An unspoken issue in the UK, widely unacknowledged past its immediate influence until recent years, understanding of county lines drug trafficking has begun to offer a new explanation for children and teenagers reported missing across the country. Less likely to be the target of police suspicion, the process through which drug networks manipulate youth accomplices into their operations sees them transported outside of their home cities, hidden from view in the UK’s suburbs and coastal towns.

In short film Out There, director Alex Donaldson commits the accounts of three London teenagers to film – each having found themselves involved in county lines trafficking first-hand. Connected via conversations with charities, youth workers, and solicitors, and retold through actors to secure their anonymity, the film centers verbatim interviews collected in 2022, as they reflect on their experiences and the circumstances that found them there.

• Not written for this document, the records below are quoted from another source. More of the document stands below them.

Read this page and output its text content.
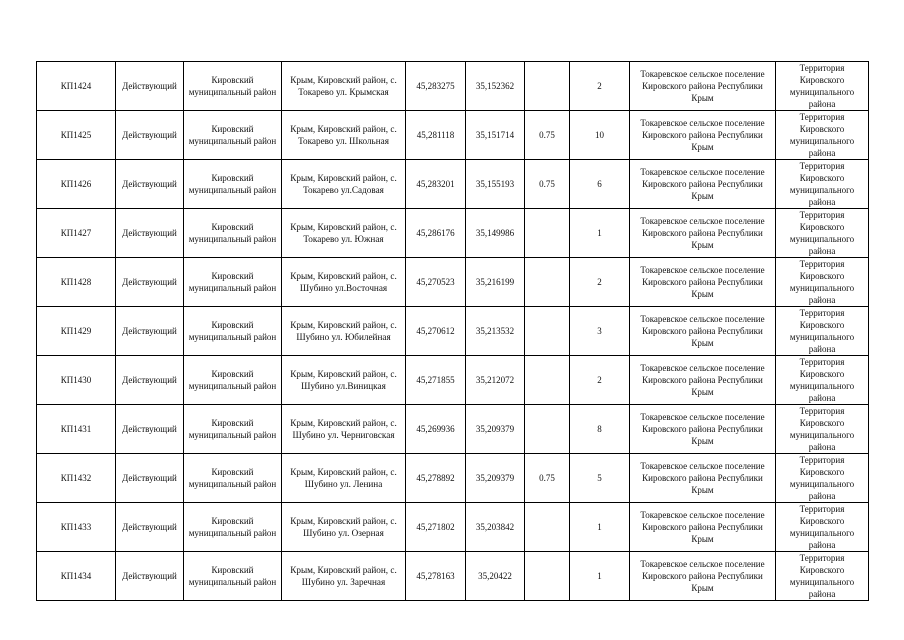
КП1424	Действующий	Кировский муниципальный район	Крым, Кировский район, с. Токарево ул. Крымская	45,283275	35,152362		2	Токаревское сельское поселение Кировского района Республики Крым	Территория Кировского муниципального района
КП1425	Действующий	Кировский муниципальный район	Крым, Кировский район, с. Токарево ул. Школьная	45,281118	35,151714	0.75	10	Токаревское сельское поселение Кировского района Республики Крым	Территория Кировского муниципального района
КП1426	Действующий	Кировский муниципальный район	Крым, Кировский район, с. Токарево ул.Садовая	45,283201	35,155193	0.75	6	Токаревское сельское поселение Кировского района Республики Крым	Территория Кировского муниципального района
КП1427	Действующий	Кировский муниципальный район	Крым, Кировский район, с. Токарево ул. Южная	45,286176	35,149986		1	Токаревское сельское поселение Кировского района Республики Крым	Территория Кировского муниципального района
КП1428	Действующий	Кировский муниципальный район	Крым, Кировский район, с. Шубино ул.Восточная	45,270523	35,216199		2	Токаревское сельское поселение Кировского района Республики Крым	Территория Кировского муниципального района
КП1429	Действующий	Кировский муниципальный район	Крым, Кировский район, с. Шубино ул. Юбилейная	45,270612	35,213532		3	Токаревское сельское поселение Кировского района Республики Крым	Территория Кировского муниципального района
КП1430	Действующий	Кировский муниципальный район	Крым, Кировский район, с. Шубино ул.Виницкая	45,271855	35,212072		2	Токаревское сельское поселение Кировского района Республики Крым	Территория Кировского муниципального района
КП1431	Действующий	Кировский муниципальный район	Крым, Кировский район, с. Шубино ул. Черниговская	45,269936	35,209379		8	Токаревское сельское поселение Кировского района Республики Крым	Территория Кировского муниципального района
КП1432	Действующий	Кировский муниципальный район	Крым, Кировский район, с. Шубино ул. Ленина	45,278892	35,209379	0.75	5	Токаревское сельское поселение Кировского района Республики Крым	Территория Кировского муниципального района
КП1433	Действующий	Кировский муниципальный район	Крым, Кировский район, с. Шубино ул. Озерная	45,271802	35,203842		1	Токаревское сельское поселение Кировского района Республики Крым	Территория Кировского муниципального района
КП1434	Действующий	Кировский муниципальный район	Крым, Кировский район, с. Шубино ул. Заречная	45,278163	35,20422		1	Токаревское сельское поселение Кировского района Республики Крым	Территория Кировского муниципального района
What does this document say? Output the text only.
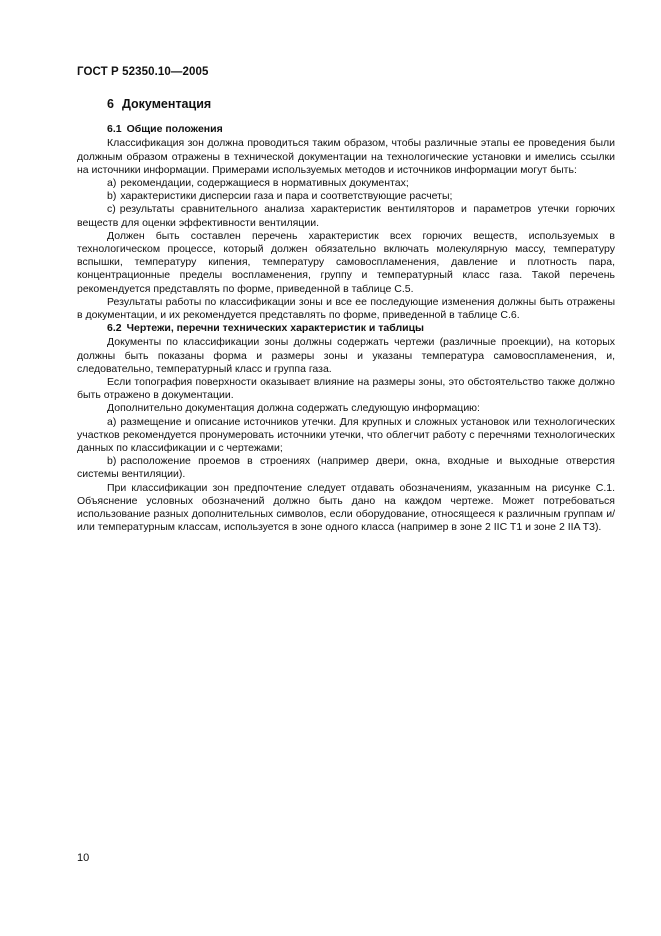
ГОСТ Р 52350.10—2005
6 Документация
6.1 Общие положения

Классификация зон должна проводиться таким образом, чтобы различные этапы ее проведения были должным образом отражены в технической документации на технологические установки и имелись ссылки на источники информации. Примерами используемых методов и источников информации могут быть:

a) рекомендации, содержащиеся в нормативных документах;

b) характеристики дисперсии газа и пара и соответствующие расчеты;

c) результаты сравнительного анализа характеристик вентиляторов и параметров утечки горючих веществ для оценки эффективности вентиляции.

Должен быть составлен перечень характеристик всех горючих веществ, используемых в технологическом процессе, который должен обязательно включать молекулярную массу, температуру вспышки, температуру кипения, температуру самовоспламенения, давление и плотность пара, концентрационные пределы воспламенения, группу и температурный класс газа. Такой перечень рекомендуется представлять по форме, приведенной в таблице С.5.

Результаты работы по классификации зоны и все ее последующие изменения должны быть отражены в документации, и их рекомендуется представлять по форме, приведенной в таблице С.6.

6.2 Чертежи, перечни технических характеристик и таблицы

Документы по классификации зоны должны содержать чертежи (различные проекции), на которых должны быть показаны форма и размеры зоны и указаны температура самовоспламенения, и, следовательно, температурный класс и группа газа.

Если топография поверхности оказывает влияние на размеры зоны, это обстоятельство также должно быть отражено в документации.

Дополнительно документация должна содержать следующую информацию:

a) размещение и описание источников утечки. Для крупных и сложных установок или технологических участков рекомендуется пронумеровать источники утечки, что облегчит работу с перечнями технологических данных по классификации и с чертежами;

b) расположение проемов в строениях (например двери, окна, входные и выходные отверстия системы вентиляции).

При классификации зон предпочтение следует отдавать обозначениям, указанным на рисунке С.1. Объяснение условных обозначений должно быть дано на каждом чертеже. Может потребоваться использование разных дополнительных символов, если оборудование, относящееся к различным группам и/или температурным классам, используется в зоне одного класса (например в зоне 2 IIC T1 и зоне 2 IIA T3).

10
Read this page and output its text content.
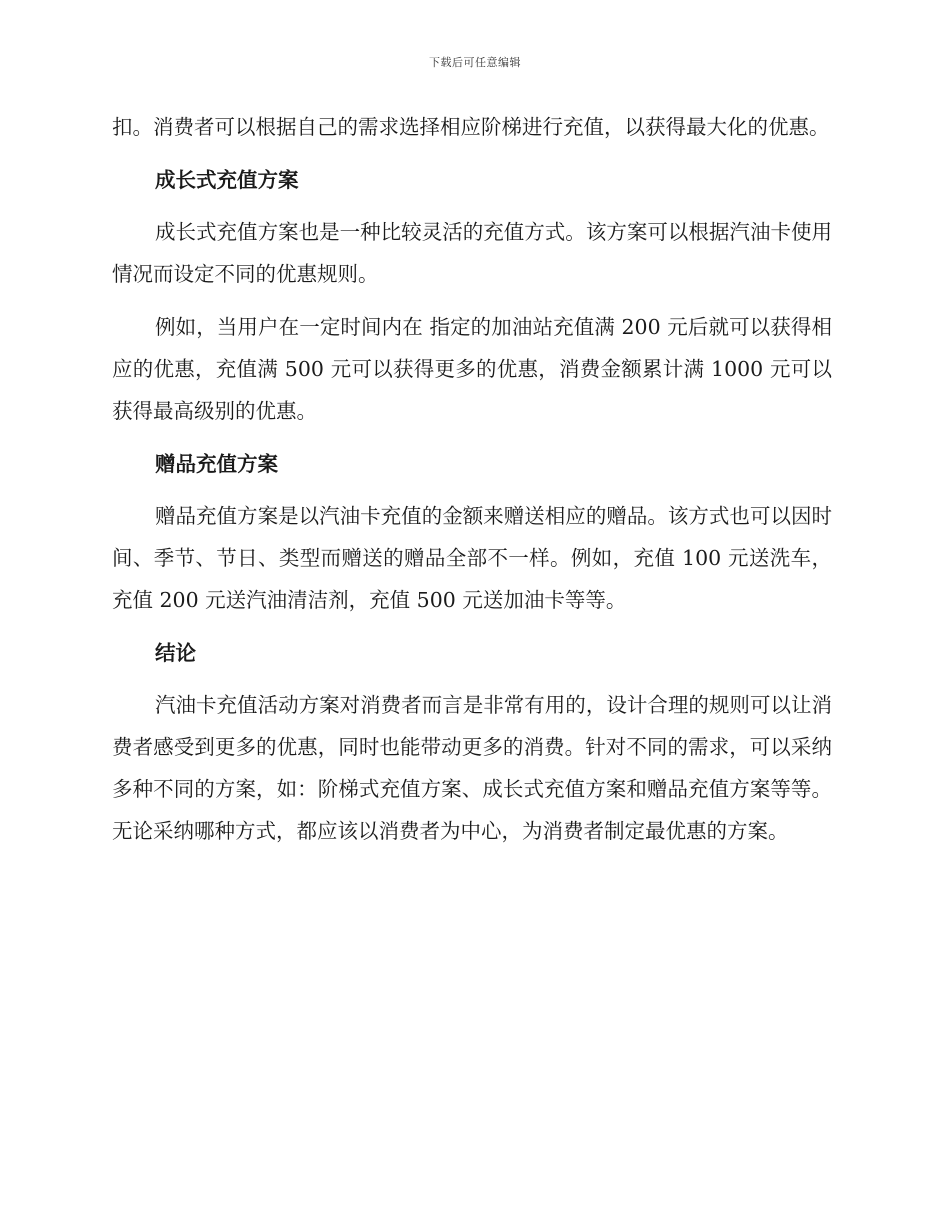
下载后可任意编辑

扣。消费者可以根据自己的需求选择相应阶梯进行充值，以获得最大化的优惠。

成长式充值方案

成长式充值方案也是一种比较灵活的充值方式。该方案可以根据汽油卡使用情况而设定不同的优惠规则。

例如，当用户在一定时间内在 指定的加油站充值满 200 元后就可以获得相应的优惠，充值满 500 元可以获得更多的优惠，消费金额累计满 1000 元可以获得最高级别的优惠。

赠品充值方案

赠品充值方案是以汽油卡充值的金额来赠送相应的赠品。该方式也可以因时间、季节、节日、类型而赠送的赠品全部不一样。例如，充值 100 元送洗车，充值 200 元送汽油清洁剂，充值 500 元送加油卡等等。

结论

汽油卡充值活动方案对消费者而言是非常有用的，设计合理的规则可以让消费者感受到更多的优惠，同时也能带动更多的消费。针对不同的需求，可以采纳多种不同的方案，如：阶梯式充值方案、成长式充值方案和赠品充值方案等等。无论采纳哪种方式，都应该以消费者为中心，为消费者制定最优惠的方案。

Shot on 16mm between London and Sheerness-on-Sea in Kent, Donaldson captures the familiarity and disconnectedness told through these stories, overcoming access issues to illuminate the dark realities of county lines for those initiated into it. Questioning how a form of youth exploitation can be deprioritized by institutional racism and class prejudices, with accountability placed on young people made complicit through bribes, threats, or inflated promises, Out There outlines the complexity of Britain’s county lines issue – its secrecy maintained by red tape and fear of consequences.